Taking Shame out of Teshuvah
| September 9, 2025How regret can open the door to real growth

What if we went through the Aseres Yemei Teshuvah and took full responsibility for our mistakes without shame distorting the process? An eye-opening approach
I
once had a client — let’s call her Rikki — who had an almost physical aversion to teshuvah. Owning up to her mistakes felt so painful that she spent each day trying to act perfectly, hoping to avoid anything she’d later have to apologize for.
The feeling of being in the wrong was so excruciating for her that when she did mess up, she’d apologize in a way that made things far worse. Like the time she skipped a scheduled date with her husband. A bit of context: Rikki is highly involved in community matters so her phone rings — a lot. The constant stream of calls in the evening caused tension in her marriage, so she and her husband made a joint decision to end every night with a walk and conversation. Quiet, sacred time to reconnect.
One evening, Rikki took a phone call that ran long. Her husband waited — tired but hopeful — for 45 minutes before eventually falling asleep alone. When he expressed his disappointment the next morning, Rikki sputtered out a quick apology, followed immediately by a string of explanations: “I’m sorry, but it was really important. I’m helping so many people. I tried to get off, but the woman wouldn’t respect my boundaries….”
If you’ve ever received a half-apology like that, you know how it feels — infuriating. There’s no true accountability, no pause to ask: How did my behavior impact you?
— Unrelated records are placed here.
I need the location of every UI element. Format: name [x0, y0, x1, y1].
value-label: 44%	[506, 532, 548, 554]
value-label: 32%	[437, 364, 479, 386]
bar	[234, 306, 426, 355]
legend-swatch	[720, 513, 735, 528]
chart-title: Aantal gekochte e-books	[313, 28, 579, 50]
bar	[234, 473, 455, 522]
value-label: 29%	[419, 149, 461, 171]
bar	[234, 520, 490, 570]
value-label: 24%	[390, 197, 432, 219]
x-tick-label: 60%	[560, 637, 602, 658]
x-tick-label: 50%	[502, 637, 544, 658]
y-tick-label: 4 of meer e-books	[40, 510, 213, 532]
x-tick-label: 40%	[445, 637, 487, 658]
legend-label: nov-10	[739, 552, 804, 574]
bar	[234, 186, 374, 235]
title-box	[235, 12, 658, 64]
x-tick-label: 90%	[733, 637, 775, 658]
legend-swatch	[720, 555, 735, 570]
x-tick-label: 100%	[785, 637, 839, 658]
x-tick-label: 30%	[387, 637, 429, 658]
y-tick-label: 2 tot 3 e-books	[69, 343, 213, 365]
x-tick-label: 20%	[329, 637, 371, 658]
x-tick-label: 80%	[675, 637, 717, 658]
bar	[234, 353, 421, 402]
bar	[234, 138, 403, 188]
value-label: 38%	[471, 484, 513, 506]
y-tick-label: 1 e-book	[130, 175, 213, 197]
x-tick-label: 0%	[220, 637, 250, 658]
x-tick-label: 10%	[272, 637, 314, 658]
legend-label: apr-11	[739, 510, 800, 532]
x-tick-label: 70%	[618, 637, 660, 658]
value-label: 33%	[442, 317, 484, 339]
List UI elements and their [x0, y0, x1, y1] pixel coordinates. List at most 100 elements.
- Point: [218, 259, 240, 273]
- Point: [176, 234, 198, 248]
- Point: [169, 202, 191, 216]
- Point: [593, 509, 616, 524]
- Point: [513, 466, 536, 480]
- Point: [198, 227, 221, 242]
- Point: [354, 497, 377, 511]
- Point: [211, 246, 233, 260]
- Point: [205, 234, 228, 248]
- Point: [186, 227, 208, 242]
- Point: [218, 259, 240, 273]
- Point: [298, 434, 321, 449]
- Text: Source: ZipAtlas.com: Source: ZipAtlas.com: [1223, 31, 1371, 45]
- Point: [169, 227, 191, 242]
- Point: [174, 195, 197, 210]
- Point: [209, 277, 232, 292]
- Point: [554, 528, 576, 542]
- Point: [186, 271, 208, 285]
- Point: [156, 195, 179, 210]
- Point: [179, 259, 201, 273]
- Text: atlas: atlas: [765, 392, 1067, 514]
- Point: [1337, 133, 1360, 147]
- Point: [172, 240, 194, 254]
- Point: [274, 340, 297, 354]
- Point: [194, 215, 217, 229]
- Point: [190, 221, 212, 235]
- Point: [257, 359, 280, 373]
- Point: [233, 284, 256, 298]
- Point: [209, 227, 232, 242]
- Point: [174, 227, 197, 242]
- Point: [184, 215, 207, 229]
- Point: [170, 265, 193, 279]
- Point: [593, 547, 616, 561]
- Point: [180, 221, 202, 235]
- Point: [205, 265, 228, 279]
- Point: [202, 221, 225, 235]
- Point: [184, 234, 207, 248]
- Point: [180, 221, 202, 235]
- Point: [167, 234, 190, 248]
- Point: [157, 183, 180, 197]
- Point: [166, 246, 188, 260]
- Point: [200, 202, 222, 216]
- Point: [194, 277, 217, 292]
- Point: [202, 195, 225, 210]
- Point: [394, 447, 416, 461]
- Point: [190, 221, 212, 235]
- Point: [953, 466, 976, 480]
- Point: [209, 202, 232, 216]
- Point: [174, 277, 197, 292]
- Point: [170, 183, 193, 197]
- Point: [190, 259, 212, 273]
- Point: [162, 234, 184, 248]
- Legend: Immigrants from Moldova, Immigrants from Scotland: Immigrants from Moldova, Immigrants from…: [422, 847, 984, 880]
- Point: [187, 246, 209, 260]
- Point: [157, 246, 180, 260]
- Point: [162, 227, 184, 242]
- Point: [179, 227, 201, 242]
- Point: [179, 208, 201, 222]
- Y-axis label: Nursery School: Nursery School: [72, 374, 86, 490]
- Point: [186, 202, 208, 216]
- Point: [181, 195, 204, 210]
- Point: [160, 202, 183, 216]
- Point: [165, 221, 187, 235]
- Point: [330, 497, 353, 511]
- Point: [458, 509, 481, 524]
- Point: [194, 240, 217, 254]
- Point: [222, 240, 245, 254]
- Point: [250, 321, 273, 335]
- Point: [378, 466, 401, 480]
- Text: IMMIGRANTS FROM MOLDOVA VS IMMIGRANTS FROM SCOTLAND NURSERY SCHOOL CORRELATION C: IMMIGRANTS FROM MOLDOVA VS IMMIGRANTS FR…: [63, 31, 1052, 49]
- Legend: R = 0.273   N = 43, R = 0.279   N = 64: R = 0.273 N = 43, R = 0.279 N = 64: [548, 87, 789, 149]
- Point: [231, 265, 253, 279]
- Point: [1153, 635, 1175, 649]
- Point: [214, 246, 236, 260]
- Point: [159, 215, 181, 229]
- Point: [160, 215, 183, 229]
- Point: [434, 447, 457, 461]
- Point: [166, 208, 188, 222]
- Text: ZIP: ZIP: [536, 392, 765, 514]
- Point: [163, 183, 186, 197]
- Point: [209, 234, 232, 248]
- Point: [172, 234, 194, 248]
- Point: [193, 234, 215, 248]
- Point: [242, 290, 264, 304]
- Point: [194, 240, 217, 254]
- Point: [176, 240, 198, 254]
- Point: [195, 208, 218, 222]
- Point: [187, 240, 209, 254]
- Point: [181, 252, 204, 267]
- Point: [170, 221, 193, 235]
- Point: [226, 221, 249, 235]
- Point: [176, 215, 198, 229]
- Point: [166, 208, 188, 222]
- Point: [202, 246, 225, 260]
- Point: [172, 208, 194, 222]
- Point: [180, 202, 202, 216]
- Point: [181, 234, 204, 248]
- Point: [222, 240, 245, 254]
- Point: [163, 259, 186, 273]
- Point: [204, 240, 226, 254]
What followed was predictable: silence, tension, and distance between them for days.
Still, Rikki preferred this painful cycle over the discomfort of full accountability — the very thing that could have brought real repair and closeness.
Why is doing teshuvah so hard? Why is admitting that we’ve made mistakes — and then actually apologizing — so difficult? I wonder if it’s because somewhere along the way, many of us absorbed the belief that to repair our relationship with Hashem, others, and ourselves, we need to shame ourselves first.
But here’s the thing: Shame is something our system simply can’t tolerate. We’d rather do almost anything than feel that sting of humiliation. In fact, Chazal teach us that feeling ashamed is like a form of death. So many addictions are just desperate attempts to drown out that unbearable shame.
Because we instinctively flee from shame, many of us have short-circuited the teshuvah process. We’ve given up on full teshuvah… which means we’re also missing out on the full healing and reconnection it creates.